Some fonts have more styles like bold, italic and even more. Hod do you define your font to be the same font but in a different style?
/Mattias Gordon
Some fonts have more styles like bold, italic and even more. Hod do you define your font to be the same font but in a different style?
/Mattias Gordon
If you have the Professional Edition you can use the Glyph Transform Wizard to change a regular font to italic, or a bold font style to bold italic.
Otherwise, manually change the settings on the Classifcation Tab of the Format, Settings, dialogue.
You will, of course, have to modify the glyphs to suit the style, though the italic transform will slant all of the glyphs to the desire angle. Converting an oblque font to a true italic style is not too hard, as not all glyphs have to be redesigned. Changing a regular font to a bold font is much harder, though the transform wizard can do some of the work for you.
Thanks, I found that settings.
In that window you can also make changes of weight and width.
There are several choices of your style. How do you use them?

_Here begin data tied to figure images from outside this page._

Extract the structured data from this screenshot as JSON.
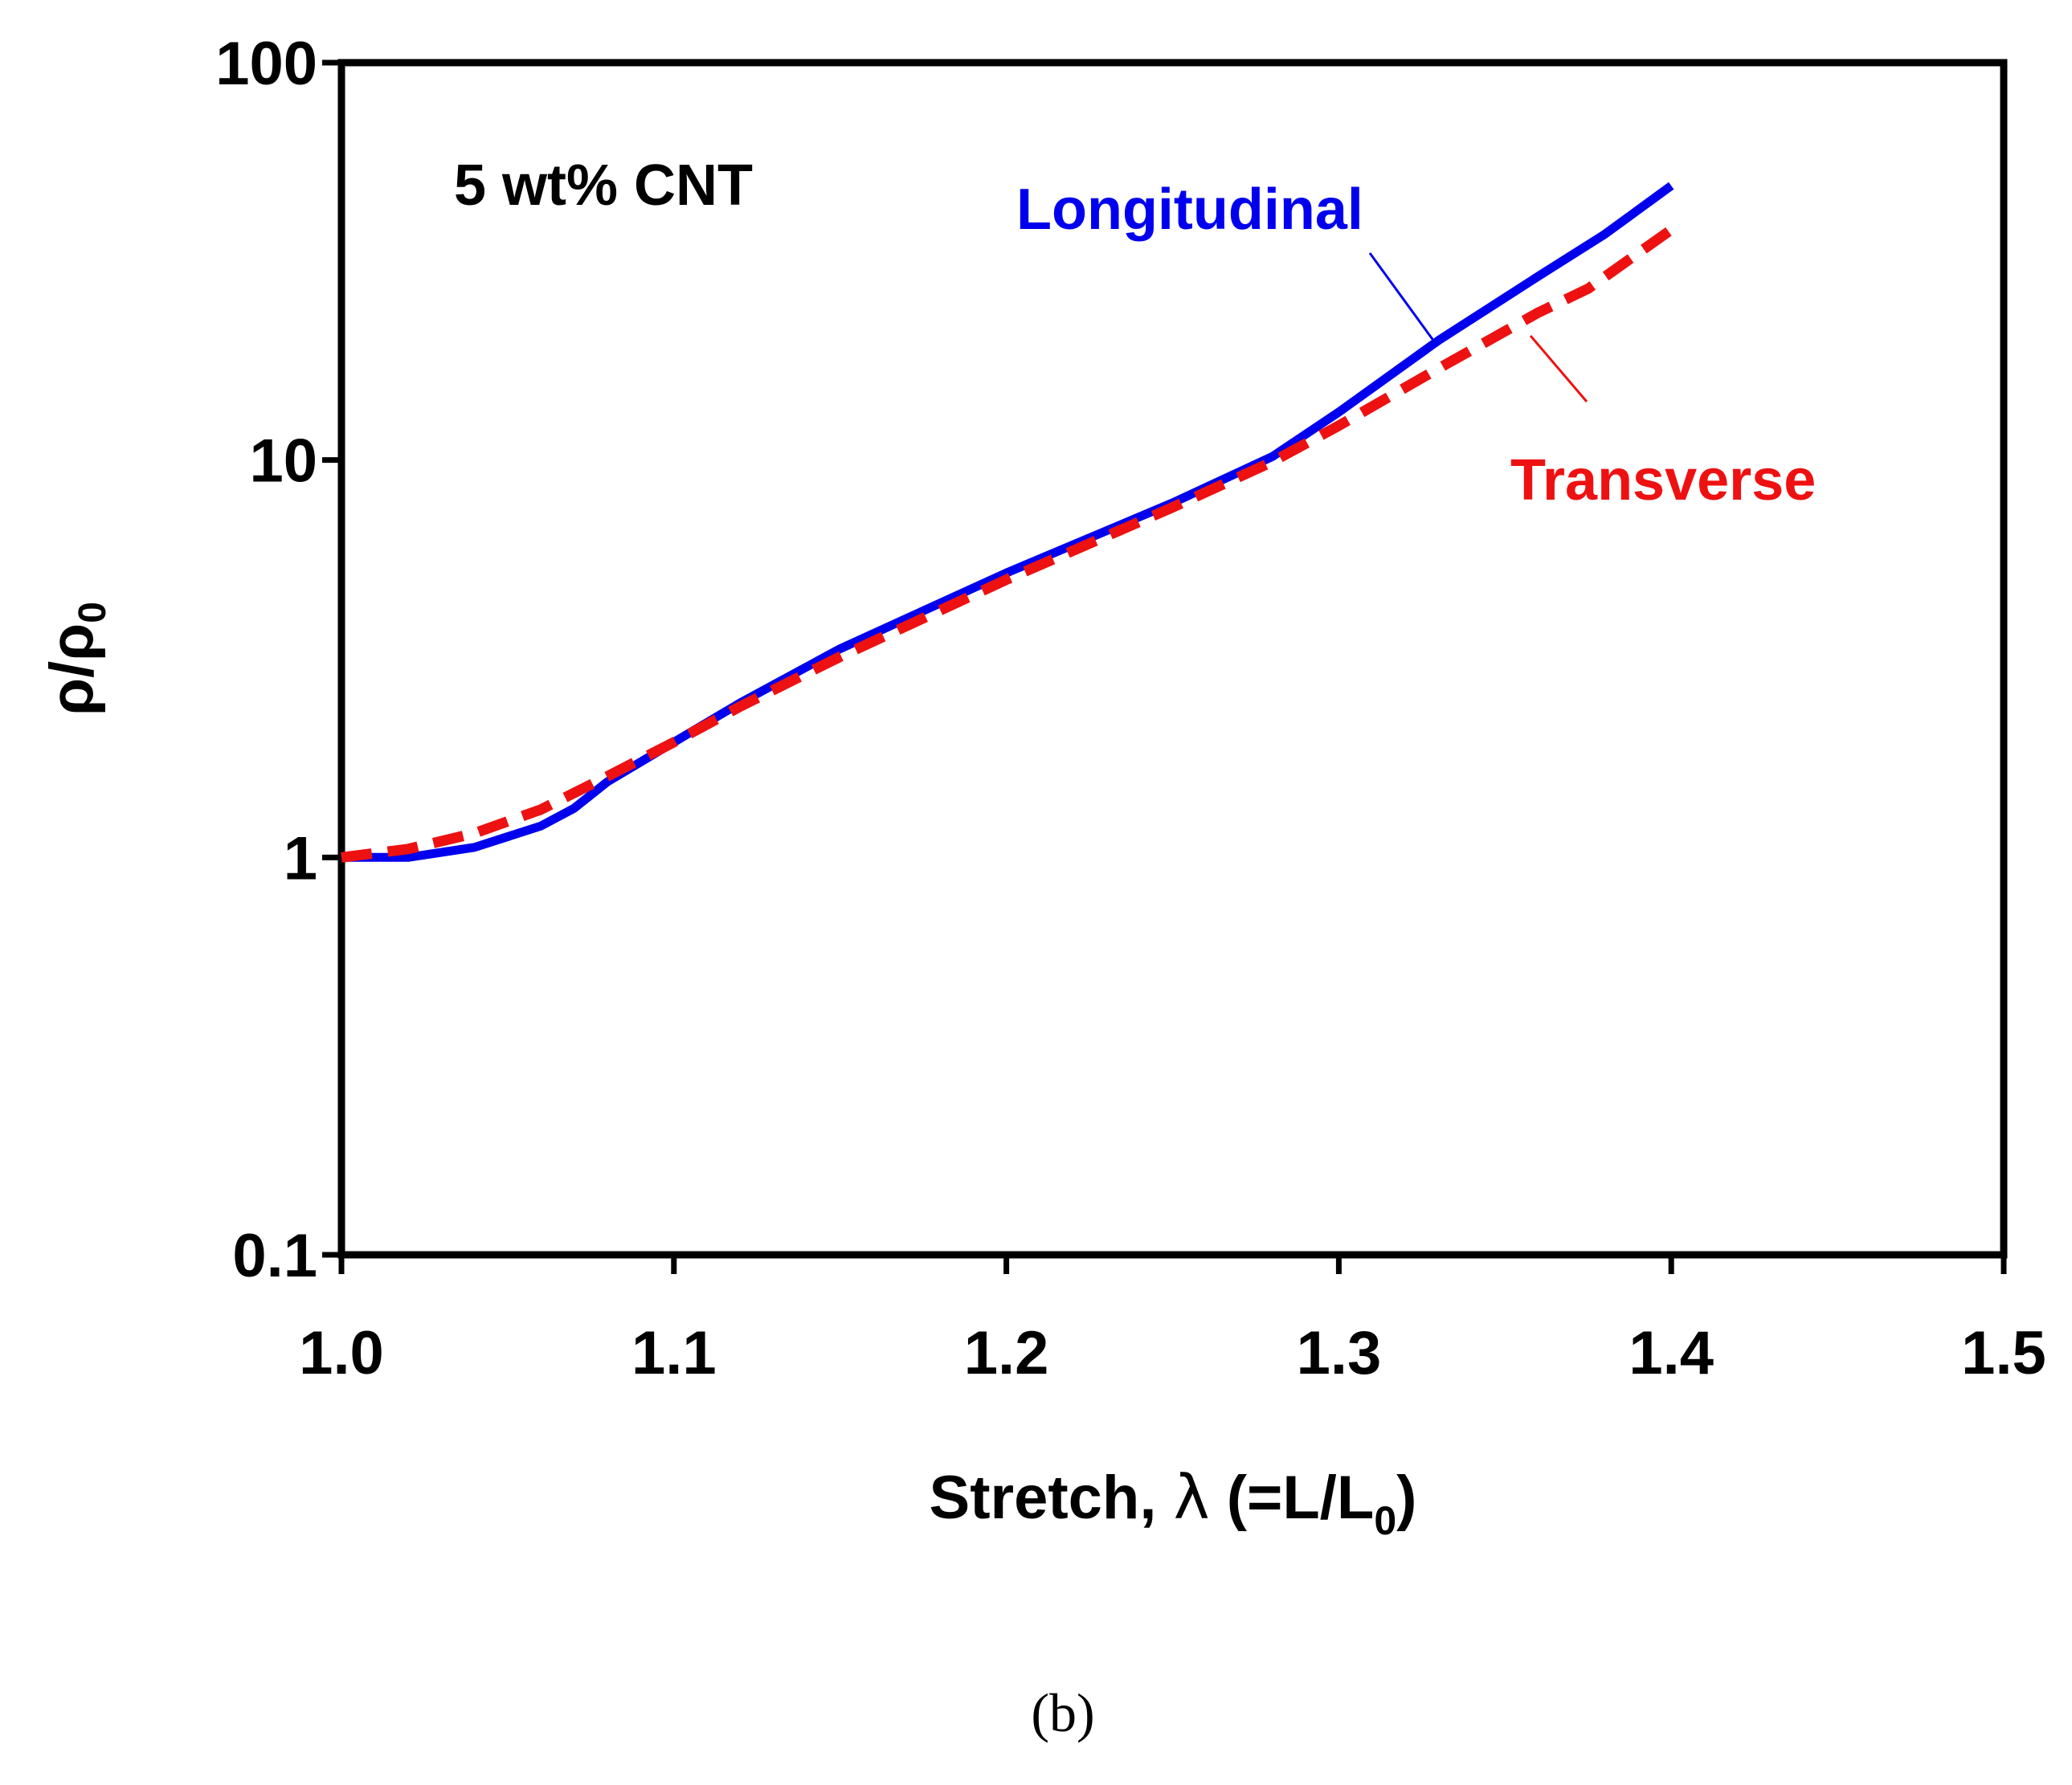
{
  "chart_data": {
    "type": "line",
    "title": "5 wt% CNT",
    "xlabel": {
      "main": "Stretch, ",
      "symbol": "λ",
      "open": " (=L/L",
      "sub": "0",
      "close": ")"
    },
    "ylabel": {
      "rho1": "ρ/ρ",
      "sub": "0"
    },
    "x_scale": "linear",
    "y_scale": "log",
    "xlim": [
      1.0,
      1.5
    ],
    "ylim": [
      0.1,
      100
    ],
    "xticks": [
      1.0,
      1.1,
      1.2,
      1.3,
      1.4,
      1.5
    ],
    "xtick_labels": [
      "1.0",
      "1.1",
      "1.2",
      "1.3",
      "1.4",
      "1.5"
    ],
    "yticks": [
      0.1,
      1,
      10,
      100
    ],
    "ytick_labels": [
      "0.1",
      "1",
      "10",
      "100"
    ],
    "grid": false,
    "series": [
      {
        "name": "Longitudinal",
        "color": "#0000ee",
        "style": "solid",
        "x": [
          1.0,
          1.02,
          1.04,
          1.06,
          1.07,
          1.08,
          1.1,
          1.12,
          1.15,
          1.2,
          1.25,
          1.28,
          1.3,
          1.33,
          1.36,
          1.38,
          1.4
        ],
        "y": [
          1.0,
          1.0,
          1.06,
          1.2,
          1.33,
          1.55,
          1.95,
          2.45,
          3.35,
          5.2,
          7.8,
          10.2,
          13.2,
          20.0,
          29.0,
          37.0,
          49.0
        ]
      },
      {
        "name": "Transverse",
        "color": "#ee1111",
        "style": "dashed",
        "x": [
          1.0,
          1.02,
          1.04,
          1.06,
          1.08,
          1.1,
          1.12,
          1.15,
          1.2,
          1.25,
          1.28,
          1.3,
          1.33,
          1.36,
          1.375,
          1.4
        ],
        "y": [
          1.0,
          1.05,
          1.15,
          1.32,
          1.6,
          1.95,
          2.4,
          3.2,
          5.0,
          7.6,
          9.9,
          12.2,
          17.0,
          23.5,
          27.0,
          38.0
        ]
      }
    ],
    "annotations": [
      "Longitudinal",
      "Transverse"
    ]
  },
  "caption": "(b)"
}
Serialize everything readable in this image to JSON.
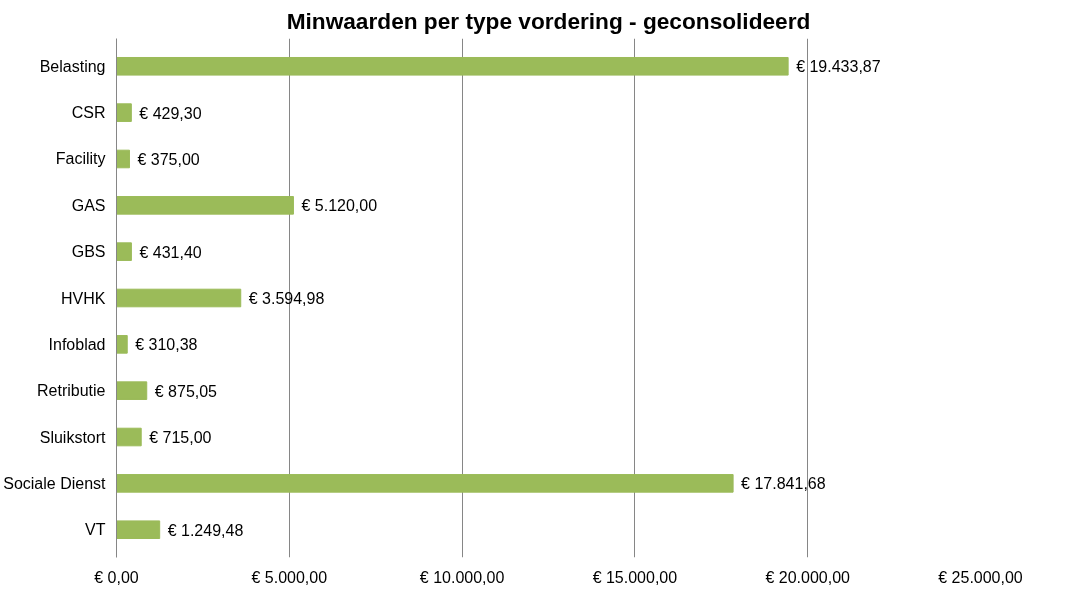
{
  "chart_data": {
    "type": "bar",
    "orientation": "horizontal",
    "title": "Minwaarden per type vordering - geconsolideerd",
    "categories": [
      "Belasting",
      "CSR",
      "Facility",
      "GAS",
      "GBS",
      "HVHK",
      "Infoblad",
      "Retributie",
      "Sluikstort",
      "Sociale Dienst",
      "VT"
    ],
    "values": [
      19433.87,
      429.3,
      375.0,
      5120.0,
      431.4,
      3594.98,
      310.38,
      875.05,
      715.0,
      17841.68,
      1249.48
    ],
    "value_labels": [
      "€ 19.433,87",
      "€ 429,30",
      "€ 375,00",
      "€ 5.120,00",
      "€ 431,40",
      "€ 3.594,98",
      "€ 310,38",
      "€ 875,05",
      "€ 715,00",
      "€ 17.841,68",
      "€ 1.249,48"
    ],
    "color": "#9bbb59",
    "xlim": [
      0,
      25000
    ],
    "xticks": [
      {
        "value": 0,
        "label": "€ 0,00"
      },
      {
        "value": 5000,
        "label": "€ 5.000,00"
      },
      {
        "value": 10000,
        "label": "€ 10.000,00"
      },
      {
        "value": 15000,
        "label": "€ 15.000,00"
      },
      {
        "value": 20000,
        "label": "€ 20.000,00"
      },
      {
        "value": 25000,
        "label": "€ 25.000,00"
      }
    ],
    "grid": "x"
  }
}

See this thread on how to calculate the Panose weight of a font. I don’t think that setting is essential to get right — not yet anyway.
Its the classification as bold, italic, or bold italic that determines which type style is selected in applications when formatting text with bold or italic attributes.
All we really need is four type styles:
My Font Regular.ttf
My Font Italic.ttf
My Font Bold.ttf
My Font Bold Italic.ttf
And for the right one to be selected when formatting text. The Auto Font-naming wizard will use the classification fields in naming the font. Try changing the Font Design settings and running the wizard without actually modifying the glyphs at all.